Norwich — The giant fundraising software company Blackbaud, which handles Otis Library’s donor data, was hacked by ransomware cybercriminals earlier this year and paid a ransom to ensure the stolen data was destroyed by the attackers, Blackbaud officials have disclosed.
Otis Library sent letters to donors this week informing them of the cyberattack and ensuring that the stolen data did not include sensitive credit card or bank account information. The letter did not mention the ransom payment, and Blackbaud has not disclosed the amount paid through Bitcoin, according to a story by the business publication The Nonprofit Times. The Nonprofit Times article also stated Blackbaud has been working with FBI officials in South Carolina on the investigation.
Blackbaud officials issued a statement to The Day on Tuesday in response to questions about the attack involving Otis Library donors, with a link to an explanation of the incident on the company’s website, www.blackbaud.com, and to two Nonprofit Times stories. The company declined to comment further.
“Based on the nature of the incident, our research, and third party (including law enforcement) investigation, we have no reason to believe that any data went beyond the cybercriminal, was or will be misused, or will be disseminated or otherwise made available publicly,” Blackbaud’s email statement said. “Their motivation was to disrupt our business by encrypting customer files in our datacenters, which we were able to prevent. We have hired a third-party team of experts to monitor the dark web as an extra precautionary measure.”

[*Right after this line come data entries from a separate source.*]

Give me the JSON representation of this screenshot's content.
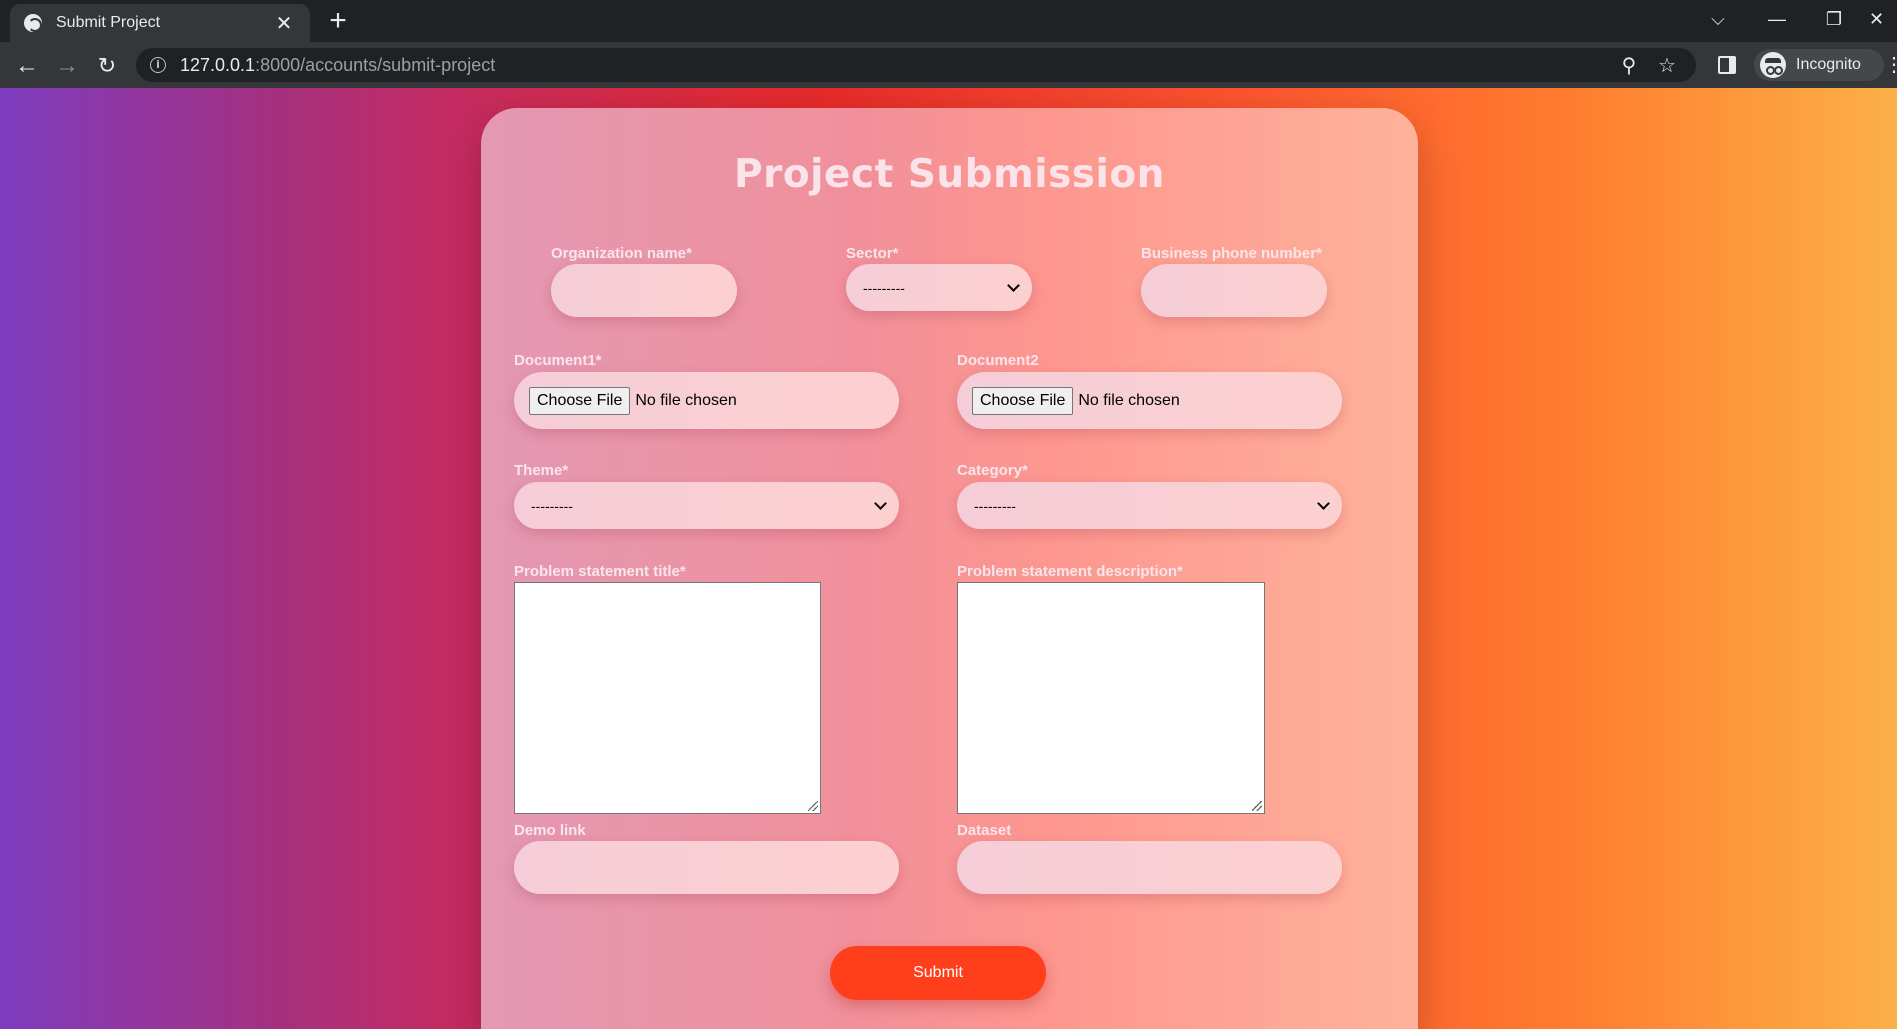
{
  "browser": {
    "tab_title": "Submit Project",
    "tab_close": "✕",
    "new_tab": "+",
    "url_host": "127.0.0.1",
    "url_rest": ":8000/accounts/submit-project",
    "profile_label": "Incognito",
    "window_controls": {
      "tab_search": "⌵",
      "minimize": "—",
      "restore": "❐",
      "close": "✕"
    },
    "icons": [
      "globe-icon",
      "back-arrow-icon",
      "forward-arrow-icon",
      "reload-icon",
      "info-icon",
      "zoom-icon",
      "star-icon",
      "side-panel-icon",
      "incognito-icon",
      "menu-icon"
    ]
  },
  "form": {
    "title": "Project Submission",
    "organization_label": "Organization name*",
    "organization_value": "",
    "sector_label": "Sector*",
    "sector_value": "---------",
    "phone_label": "Business phone number*",
    "phone_value": "",
    "document1_label": "Document1*",
    "document2_label": "Document2",
    "choose_file_label": "Choose File",
    "no_file_text": "No file chosen",
    "theme_label": "Theme*",
    "theme_value": "---------",
    "category_label": "Category*",
    "category_value": "---------",
    "problem_title_label": "Problem statement title*",
    "problem_title_value": "",
    "problem_description_label": "Problem statement description*",
    "problem_description_value": "",
    "demo_link_label": "Demo link",
    "demo_link_value": "",
    "dataset_label": "Dataset",
    "dataset_value": "",
    "submit_label": "Submit"
  },
  "colors": {
    "page_gradient": [
      "#7e3cbf",
      "#c52b61",
      "#e82a2a",
      "#ff5a2f",
      "#fcb048"
    ],
    "submit_button": "#ff3f1c",
    "label_text": "#fbe5ec"
  }
}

In an update on its website dated Tuesday, Blackbaud said the cybercriminals “did not access credit cardholder data,” but said further forensic investigation found that for some of the notified customers, “the cybercriminal may have accessed some unencrypted fields intended for bank account information, (Social Security) numbers, usernames and/or passwords.” The new finding applies to only some of the affected customers, who were contacted this week and provided additional supports.
The letter sent to Otis donors this week stated the cybercriminal did not access bank account or credit card information. “However, the file removed may have contained your name, mailing address, telephone number, donation dates and amounts.” The letter stated the company has received confirmation that the information was destroyed.
Otis Library Director Robert Farwell said the letters to donors, on Otis Library stationary and signed by Farwell, were sent by Blackbaud to anyone whose information was included in the database hacked. Farwell said he even received the letter at his home.
Farwell estimated that possibly more than 1,000 Otis donors received the letters.
“We were apparently one of a much larger pool of other nonprofit institutions affected,” Farwell said. “Hospitals, treatment centers spread over the Northeast.”
Blackbaud told The Nonprofit Times the attack apparently occurred Feb. 7 but was not detected until May 14 by Blackbaud staff, who noticed unauthorized access to the system. Blackbaud started notifying affected customers in July as the criminal investigation ensued.
“We sincerely apologize that this happened and will continue to partner closely with our customers as we jointly navigate this cybercrime incident,” Blackbaud’s website stated.